Best way to implement a regex based lexer [Answered]
In a regex lexer, you can loop over every pattern and do something like this:
The problem with this is that, unlike other Regex implementations, if c# regex sees that the first char does not match the pattern, instead of returning null/false, it keeps going until a match is found, meaning the if statement is needed and extra match calls are made.

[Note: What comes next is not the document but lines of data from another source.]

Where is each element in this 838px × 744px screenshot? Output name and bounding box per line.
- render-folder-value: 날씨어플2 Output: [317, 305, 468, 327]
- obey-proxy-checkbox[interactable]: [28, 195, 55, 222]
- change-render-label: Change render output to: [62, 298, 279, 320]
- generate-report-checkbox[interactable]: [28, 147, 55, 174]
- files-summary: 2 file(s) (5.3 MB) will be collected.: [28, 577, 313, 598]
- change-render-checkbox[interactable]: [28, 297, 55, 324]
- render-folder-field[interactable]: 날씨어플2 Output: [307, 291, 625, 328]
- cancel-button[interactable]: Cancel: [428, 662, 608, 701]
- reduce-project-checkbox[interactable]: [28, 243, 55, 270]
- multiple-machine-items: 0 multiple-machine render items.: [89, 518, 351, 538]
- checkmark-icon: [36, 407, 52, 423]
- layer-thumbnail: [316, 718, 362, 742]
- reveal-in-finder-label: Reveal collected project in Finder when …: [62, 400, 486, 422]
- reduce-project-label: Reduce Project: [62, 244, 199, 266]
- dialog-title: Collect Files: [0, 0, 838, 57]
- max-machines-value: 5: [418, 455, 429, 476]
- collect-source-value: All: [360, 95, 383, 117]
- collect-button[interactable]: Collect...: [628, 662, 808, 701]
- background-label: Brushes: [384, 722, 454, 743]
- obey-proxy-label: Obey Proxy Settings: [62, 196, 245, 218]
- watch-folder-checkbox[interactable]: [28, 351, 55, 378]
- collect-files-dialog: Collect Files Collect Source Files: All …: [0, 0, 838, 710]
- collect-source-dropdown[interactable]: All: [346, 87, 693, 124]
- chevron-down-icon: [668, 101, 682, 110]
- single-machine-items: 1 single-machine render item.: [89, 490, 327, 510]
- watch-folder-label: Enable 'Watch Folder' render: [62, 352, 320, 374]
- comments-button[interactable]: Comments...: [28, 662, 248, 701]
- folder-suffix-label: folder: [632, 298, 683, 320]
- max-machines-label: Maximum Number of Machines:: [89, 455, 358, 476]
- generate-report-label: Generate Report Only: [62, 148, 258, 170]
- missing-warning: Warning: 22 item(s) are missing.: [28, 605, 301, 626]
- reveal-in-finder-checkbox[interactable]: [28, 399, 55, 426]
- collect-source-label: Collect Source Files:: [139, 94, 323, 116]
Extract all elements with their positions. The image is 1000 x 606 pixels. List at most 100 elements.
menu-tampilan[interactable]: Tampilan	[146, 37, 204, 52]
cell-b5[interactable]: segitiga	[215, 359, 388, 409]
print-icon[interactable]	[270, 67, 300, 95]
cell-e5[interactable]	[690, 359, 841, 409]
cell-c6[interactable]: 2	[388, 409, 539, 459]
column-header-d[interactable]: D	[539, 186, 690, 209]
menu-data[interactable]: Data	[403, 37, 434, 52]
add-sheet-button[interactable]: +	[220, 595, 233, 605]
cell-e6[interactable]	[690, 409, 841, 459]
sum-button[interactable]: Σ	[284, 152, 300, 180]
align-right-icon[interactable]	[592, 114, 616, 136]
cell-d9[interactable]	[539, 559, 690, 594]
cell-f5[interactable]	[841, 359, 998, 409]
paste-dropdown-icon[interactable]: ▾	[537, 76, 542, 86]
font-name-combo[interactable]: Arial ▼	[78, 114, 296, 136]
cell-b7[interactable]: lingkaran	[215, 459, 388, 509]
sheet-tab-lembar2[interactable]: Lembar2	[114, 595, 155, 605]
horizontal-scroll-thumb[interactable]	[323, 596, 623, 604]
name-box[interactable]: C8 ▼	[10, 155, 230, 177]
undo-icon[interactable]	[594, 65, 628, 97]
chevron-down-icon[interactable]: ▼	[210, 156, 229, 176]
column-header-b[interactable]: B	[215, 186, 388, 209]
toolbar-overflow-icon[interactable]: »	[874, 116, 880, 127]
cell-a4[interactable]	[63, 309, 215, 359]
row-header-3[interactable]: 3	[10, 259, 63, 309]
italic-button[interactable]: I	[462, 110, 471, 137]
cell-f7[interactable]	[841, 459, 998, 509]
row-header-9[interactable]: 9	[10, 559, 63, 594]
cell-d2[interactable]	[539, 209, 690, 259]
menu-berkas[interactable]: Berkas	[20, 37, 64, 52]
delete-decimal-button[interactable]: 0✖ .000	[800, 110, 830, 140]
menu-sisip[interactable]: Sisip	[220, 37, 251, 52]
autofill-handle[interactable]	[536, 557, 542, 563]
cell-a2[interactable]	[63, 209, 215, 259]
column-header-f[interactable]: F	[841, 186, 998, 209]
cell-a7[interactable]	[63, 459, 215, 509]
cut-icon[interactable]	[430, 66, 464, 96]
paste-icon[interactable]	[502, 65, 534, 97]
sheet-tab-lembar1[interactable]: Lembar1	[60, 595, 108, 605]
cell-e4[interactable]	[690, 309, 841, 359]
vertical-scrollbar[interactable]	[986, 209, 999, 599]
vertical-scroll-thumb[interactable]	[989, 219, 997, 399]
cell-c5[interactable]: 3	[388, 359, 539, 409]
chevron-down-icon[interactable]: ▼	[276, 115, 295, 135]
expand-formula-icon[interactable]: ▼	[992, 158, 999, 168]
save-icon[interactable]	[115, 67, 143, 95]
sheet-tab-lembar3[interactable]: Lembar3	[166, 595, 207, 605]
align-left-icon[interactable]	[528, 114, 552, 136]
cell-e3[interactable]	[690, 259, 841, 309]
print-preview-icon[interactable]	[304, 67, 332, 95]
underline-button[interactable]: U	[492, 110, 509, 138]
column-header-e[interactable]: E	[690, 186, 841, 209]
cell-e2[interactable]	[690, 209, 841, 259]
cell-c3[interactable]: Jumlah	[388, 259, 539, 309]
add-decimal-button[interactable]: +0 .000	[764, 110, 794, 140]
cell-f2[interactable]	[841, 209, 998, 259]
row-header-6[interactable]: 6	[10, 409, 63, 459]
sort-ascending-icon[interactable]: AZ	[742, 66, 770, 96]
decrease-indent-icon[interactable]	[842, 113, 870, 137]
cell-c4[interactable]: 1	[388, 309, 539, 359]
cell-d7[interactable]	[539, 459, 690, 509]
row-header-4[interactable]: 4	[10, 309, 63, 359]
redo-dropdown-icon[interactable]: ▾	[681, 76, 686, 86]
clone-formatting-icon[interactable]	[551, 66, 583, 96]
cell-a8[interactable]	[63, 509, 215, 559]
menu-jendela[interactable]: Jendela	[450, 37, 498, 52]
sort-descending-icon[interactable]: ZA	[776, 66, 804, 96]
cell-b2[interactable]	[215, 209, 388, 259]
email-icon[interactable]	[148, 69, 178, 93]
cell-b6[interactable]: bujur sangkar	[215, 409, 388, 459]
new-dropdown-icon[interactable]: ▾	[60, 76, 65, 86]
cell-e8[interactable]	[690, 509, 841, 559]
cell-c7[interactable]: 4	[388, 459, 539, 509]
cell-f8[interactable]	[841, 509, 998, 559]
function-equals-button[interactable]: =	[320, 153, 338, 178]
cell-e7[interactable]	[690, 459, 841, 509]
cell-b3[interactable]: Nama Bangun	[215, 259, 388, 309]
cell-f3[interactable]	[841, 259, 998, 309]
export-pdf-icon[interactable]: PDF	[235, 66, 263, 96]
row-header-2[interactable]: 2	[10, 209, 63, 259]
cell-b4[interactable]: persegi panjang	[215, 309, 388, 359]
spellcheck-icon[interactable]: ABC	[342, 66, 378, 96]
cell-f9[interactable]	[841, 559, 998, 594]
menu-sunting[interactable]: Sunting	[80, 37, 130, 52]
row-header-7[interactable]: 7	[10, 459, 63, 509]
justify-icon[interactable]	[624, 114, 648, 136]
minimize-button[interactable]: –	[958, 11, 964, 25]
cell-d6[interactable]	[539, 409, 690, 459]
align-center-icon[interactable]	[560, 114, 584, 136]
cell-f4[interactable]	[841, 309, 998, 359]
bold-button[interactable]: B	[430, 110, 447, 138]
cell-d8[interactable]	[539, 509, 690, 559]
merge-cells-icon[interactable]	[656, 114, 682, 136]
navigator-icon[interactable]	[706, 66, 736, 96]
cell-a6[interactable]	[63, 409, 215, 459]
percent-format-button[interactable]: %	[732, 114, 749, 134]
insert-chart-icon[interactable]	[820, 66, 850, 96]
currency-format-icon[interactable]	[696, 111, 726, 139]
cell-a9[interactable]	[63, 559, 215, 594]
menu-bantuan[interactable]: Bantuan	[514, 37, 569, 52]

Is there any way to get this to work without the extra calls? I could use the index of each match and add them into a list in order based off the match's index position, but that seems needlessly complicated if there is a better way
10 Replies
an example of how I'd want regex matching to work is in JS. see here where if it doesn't match the first char it returns null https://gist.github.com/pepasflo/4afa5813606b6ee73526a0d21d0d1035#file-lexer-js. So for example pattern " " (checks for space character) would return null with the string "hello world" in JS , while in c# it would recognize the space between o and w (index 5)
@nekodjin (sorry for the ping)
can you help me with this? You seem to be knowledgeable about c# regex
put
^
in the beginning of your regex pattern to match the beginning of the string, then it will only match the pattern if the pattern occurs at the very beginning. however this will require you to take substrings of the input string.If that's the best solution I'll do it
it's not my favorite though :|
yeah
it's not ideal
however that is what the JS solution does
that you posted
i looked in the API and unfortunately it doesn't seem as if there is such an option
that is unfortunate because taking substrings can be expensive
oh well..
¯\_(ツ)_/¯
it'd be nice if it had that option
but alas
the closest thing is you can specify an index to stop looking
but that's ever-so-slightly different
and doesn't work with arbitrarily long tokens like identifiers
I've heard antlr is good for this
you could try that
yeah if you care about really optimizing stuff there are other options
but for a hobby project you generally don't
and for things more complicated than hobby projects, lexers and parsers are practically never the bottleneck in langdev
ok thanks
✅ This post has been marked as answered!